Not quite sure I'm ready to send my 9yo on a subway yet but I do find Lenore Skanazy's 'free-range kids' blog encouraging. (she's been in Australia this month)


Anonymous said…
It freaks me out to think of the freedoms I had when I was the age my kids are at now (11 and 14).

I'm trying to force myself to give them greater freedom. Not easy.
alison said…
This is the best! Bikes are fantastic. I hope your kids have a great (and safe of course) time exploring :)
Sarah S said…
I'm with you!

We had some great humpies and imaginary lands in the trees out the back, and the plums trees were the boundary for the kids if I was not with them. The greatest dangers we encountered were the friends who'd wander in the back gate!

For a while I was enjoying the challenge and joys of letting my kids out on a longer leash, but a wise person told me why I need to reel them back in a bit more in my context. I'm trying to find other contexts for them to try out greater levels of independence. My 10 year old planned and executed a 3 course meal which was pretty good.

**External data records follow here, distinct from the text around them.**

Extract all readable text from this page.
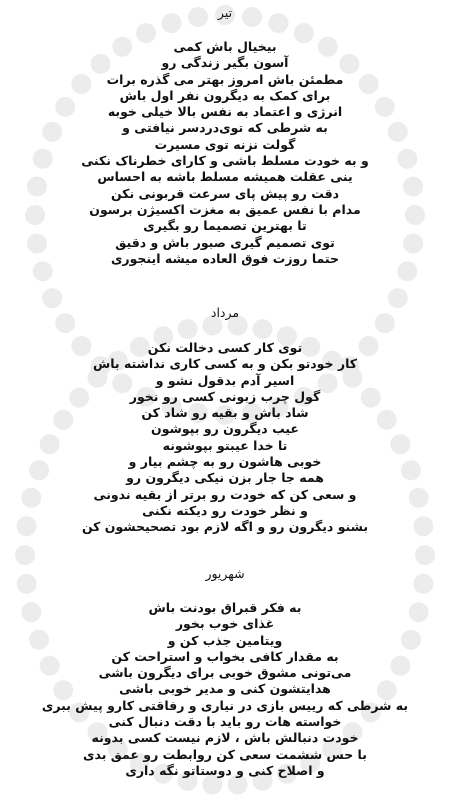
تیر
بیخیال باش کمی
آسون بگیر زندگی رو
مطمئن باش امروز بهتر می گذره برات
برای کمک به دیگرون نفر اول باش
انرژی و اعتماد به نفس بالا خیلی خوبه
به شرطی که توی‌دردسر نیافتی و
گولت نزنه توی مسیرت
و به خودت مسلط باشی و کارای خطرناک نکنی
ینی عقلت همیشه مسلط باشه به احساس
دقت رو پیش پای سرعت قربونی نکن
مدام با نفس عمیق به مغزت اکسیژن برسون
تا بهترین تصمیما رو بگیری
توی تصمیم گیری صبور باش و دقیق
حتما روزت فوق العاده میشه اینجوری
مرداد
توی کار کسی دخالت نکن
کار خودتو بکن و به کسی کاری نداشته باش
اسیر آدم بدقول نشو و
گول چرب زبونی کسی رو نخور
شاد باش و بقیه رو شاد کن
عیب دیگرون رو بپوشون
تا خدا عیبتو بپوشونه
خوبی هاشون رو به چشم بیار و
همه جا جار بزن نیکی دیگرون رو
و سعی کن که خودت رو برتر از بقیه ندونی
و نظر خودت رو دیکته نکنی
بشنو دیگرون رو و اگه لازم بود تصحیحشون کن
شهریور
به فکر قبراق بودنت باش
غذای خوب بخور
ویتامین جذب کن و
به مقدار کافی بخواب و استراحت کن
می‌تونی مشوق خوبی برای دیگرون باشی
هدایتشون کنی و مدیر خوبی باشی
به شرطی که رییس بازی در نیاری و رفاقتی کارو پیش ببری
خواسته هات رو باید با دقت دنبال کنی
خودت دنبالش باش ، لازم نیست کسی بدونه
با حس ششمت سعی کن روابطت رو عمق بدی
و اصلاح کنی و دوستاتو نگه داری
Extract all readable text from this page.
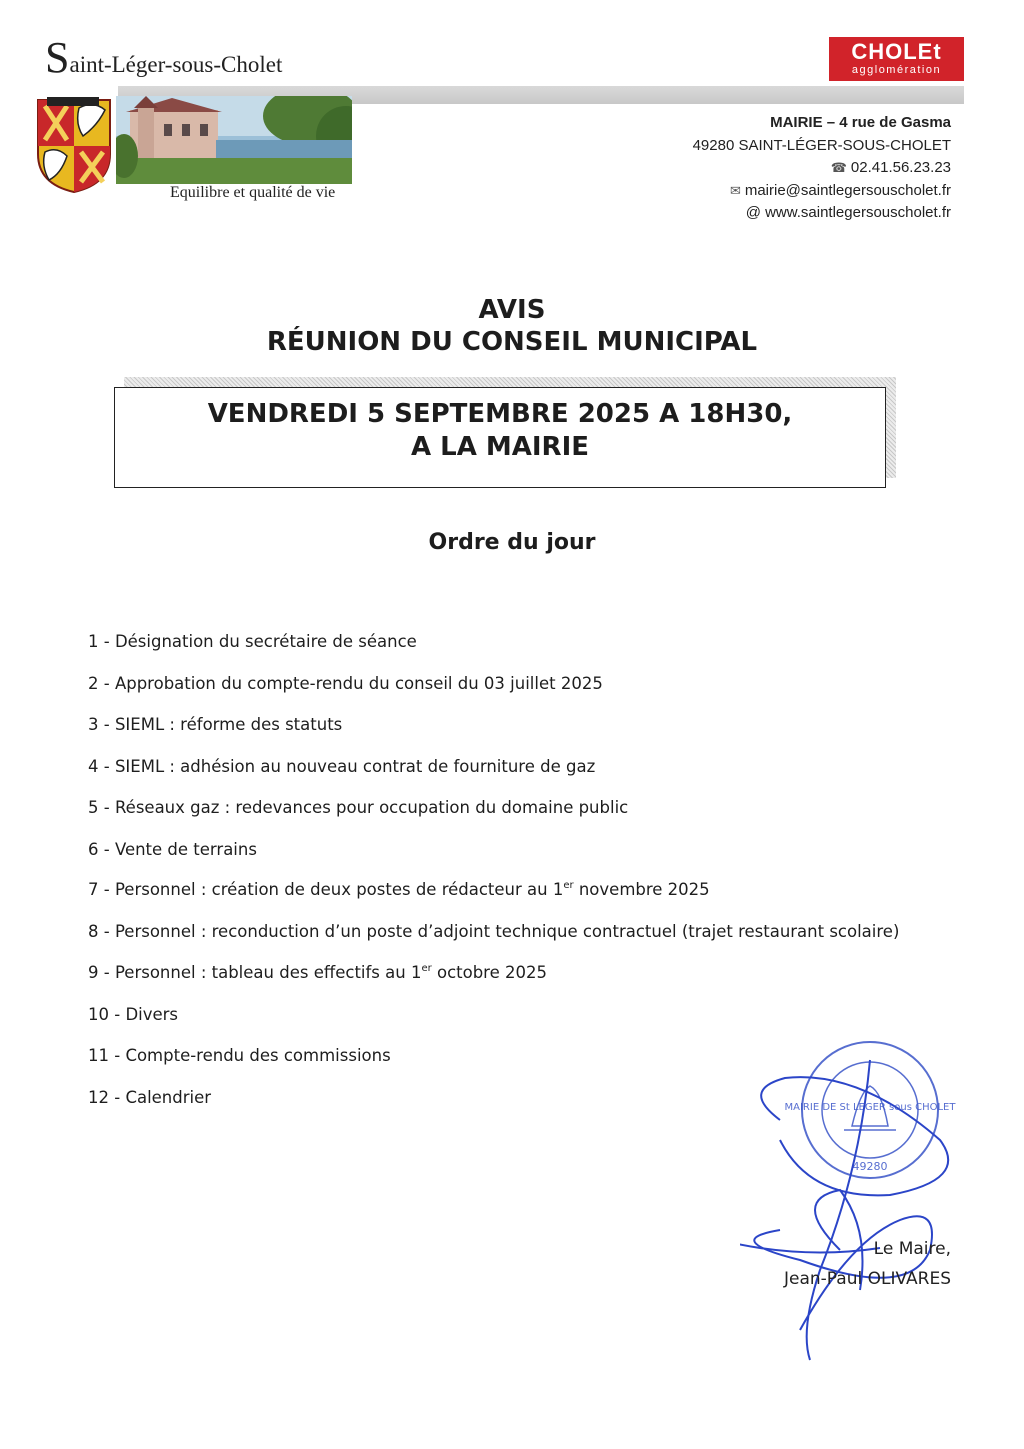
Saint-Léger-sous-Cholet
Equilibre et qualité de vie
CHOLEt
agglomération
MAIRIE – 4 rue de Gasma
49280 SAINT-LÉGER-SOUS-CHOLET
☎ 02.41.56.23.23
✉ mairie@saintlegersouscholet.fr
@ www.saintlegersouscholet.fr
AVIS
RÉUNION DU CONSEIL MUNICIPAL
VENDREDI 5 SEPTEMBRE 2025 A 18H30,
A LA MAIRIE
Ordre du jour
1 - Désignation du secrétaire de séance
2 - Approbation du compte-rendu du conseil du 03 juillet 2025
3 - SIEML : réforme des statuts
4 - SIEML : adhésion au nouveau contrat de fourniture de gaz
5 - Réseaux gaz : redevances pour occupation du domaine public
6 - Vente de terrains
7 - Personnel : création de deux postes de rédacteur au 1er novembre 2025
8 - Personnel : reconduction d’un poste d’adjoint technique contractuel (trajet restaurant scolaire)
9 - Personnel : tableau des effectifs au 1er octobre 2025
10 - Divers
11 - Compte-rendu des commissions
12 - Calendrier
MAIRIE DE St LEGER sous CHOLET
49280
Le Maire,
Jean-Paul OLIVARES
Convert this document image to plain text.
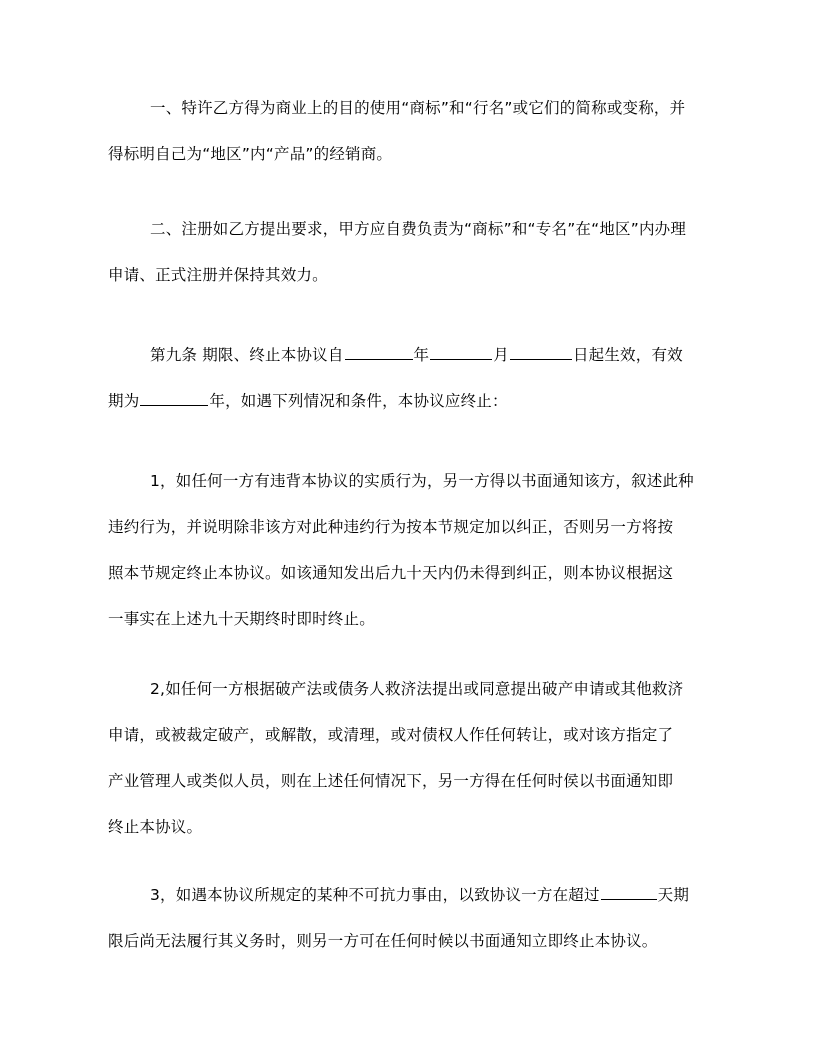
一、特许乙方得为商业上的目的使用“商标”和“行名”或它们的简称或变称，并
得标明自己为“地区”内“产品”的经销商。
二、注册如乙方提出要求，甲方应自费负责为“商标”和“专名”在“地区”内办理
申请、正式注册并保持其效力。
第九条 期限、终止本协议自	年	月	日起生效，有效
期为	年，如遇下列情况和条件，本协议应终止：
1，如任何一方有违背本协议的实质行为，另一方得以书面通知该方，叙述此种
违约行为，并说明除非该方对此种违约行为按本节规定加以纠正，否则另一方将按
照本节规定终止本协议。如该通知发出后九十天内仍未得到纠正，则本协议根据这
一事实在上述九十天期终时即时终止。
2,如任何一方根据破产法或债务人救济法提出或同意提出破产申请或其他救济
申请，或被裁定破产，或解散，或清理，或对债权人作任何转让，或对该方指定了
产业管理人或类似人员，则在上述任何情况下，另一方得在任何时侯以书面通知即
终止本协议。
3，如遇本协议所规定的某种不可抗力事由，以致协议一方在超过	天期
限后尚无法履行其义务时，则另一方可在任何时候以书面通知立即终止本协议。
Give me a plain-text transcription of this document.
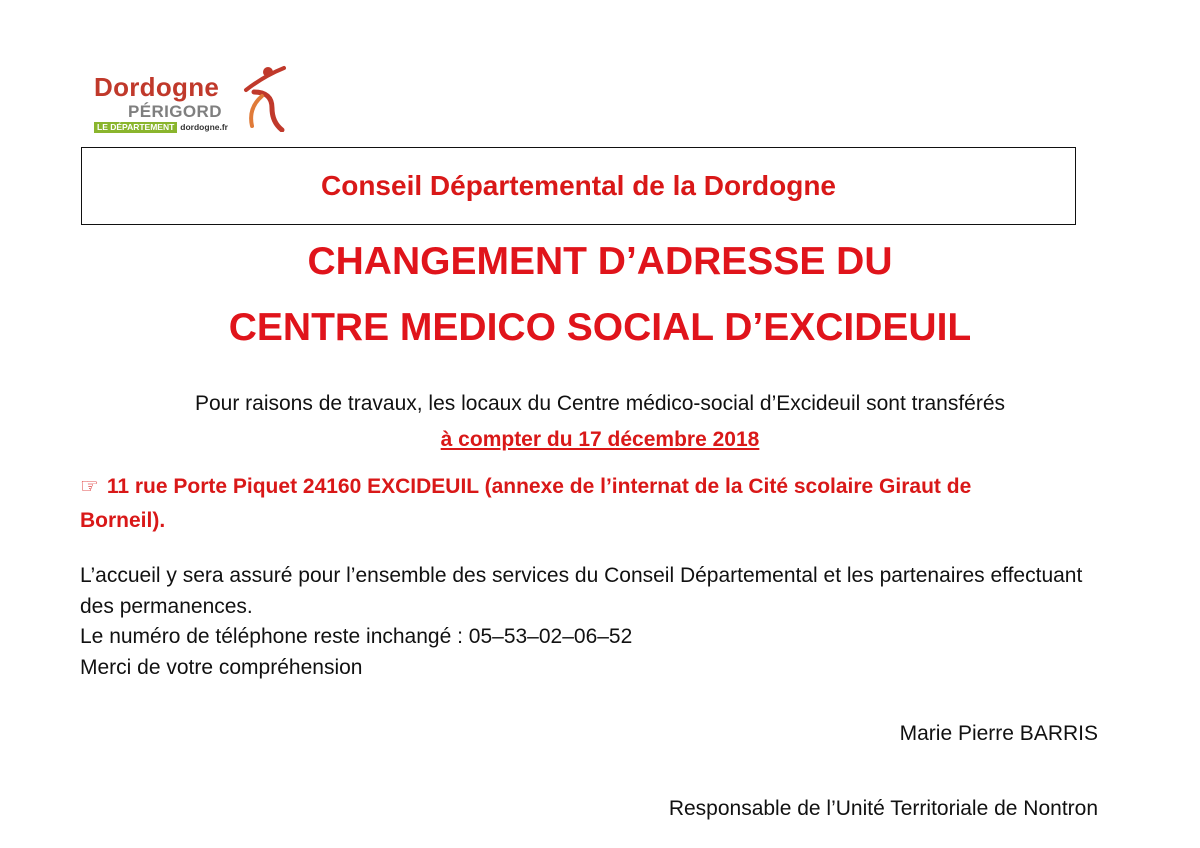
Dordogne
PÉRIGORD
LE DÉPARTEMENT dordogne.fr
Conseil Départemental de la Dordogne
CHANGEMENT D’ADRESSE DU
CENTRE MEDICO SOCIAL D’EXCIDEUIL
Pour raisons de travaux, les locaux du Centre médico-social d’Excideuil sont transférés
à compter du 17 décembre 2018
☞ 11 rue Porte Piquet 24160 EXCIDEUIL (annexe de l’internat de la Cité scolaire Giraut de Borneil).

L’accueil y sera assuré pour l’ensemble des services du Conseil Départemental et les partenaires effectuant des permanences.

Le numéro de téléphone reste inchangé : 05–53–02–06–52

Merci de votre compréhension

Marie Pierre BARRIS
Responsable de l’Unité Territoriale de Nontron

Go the space and freedom though - the possibilities are as high as the sky!
Peter Sholl said…
There was that time a guy set fire to the stand of trees over the back fence on a total fire ban day, but the garden hose just reached then the fire engine came. How exciting was that!!
Beck said…
Lenore Skanazy rocks!Nuff said:)
Pip said…
Very interesting thoughts and link (will be reading more of her blog).
Fiona McLean said…
I've been letting my 10 and 9 year old kids go on solo bike rides in suburban Melbourne. They love the independence! But I do find it hard where to draw the line. When am I being irresponsible??

Fiona McLean
Jenny said…
Hi Fiona. That's a tough question isn't it? I think we tend to think it is a parenting issue that sits at either the, 'you are never leaving my sight' end of the spectrum or at the other end of the spectrum - 'I haven't even registered that you've left the house'.

But as with most parenting stuff it's not that clear-cut which means it involves wisdom, judgement, discernment and trial and error rather than clear rules. Which is why it's hard!

So, sorry - no easy answers from me!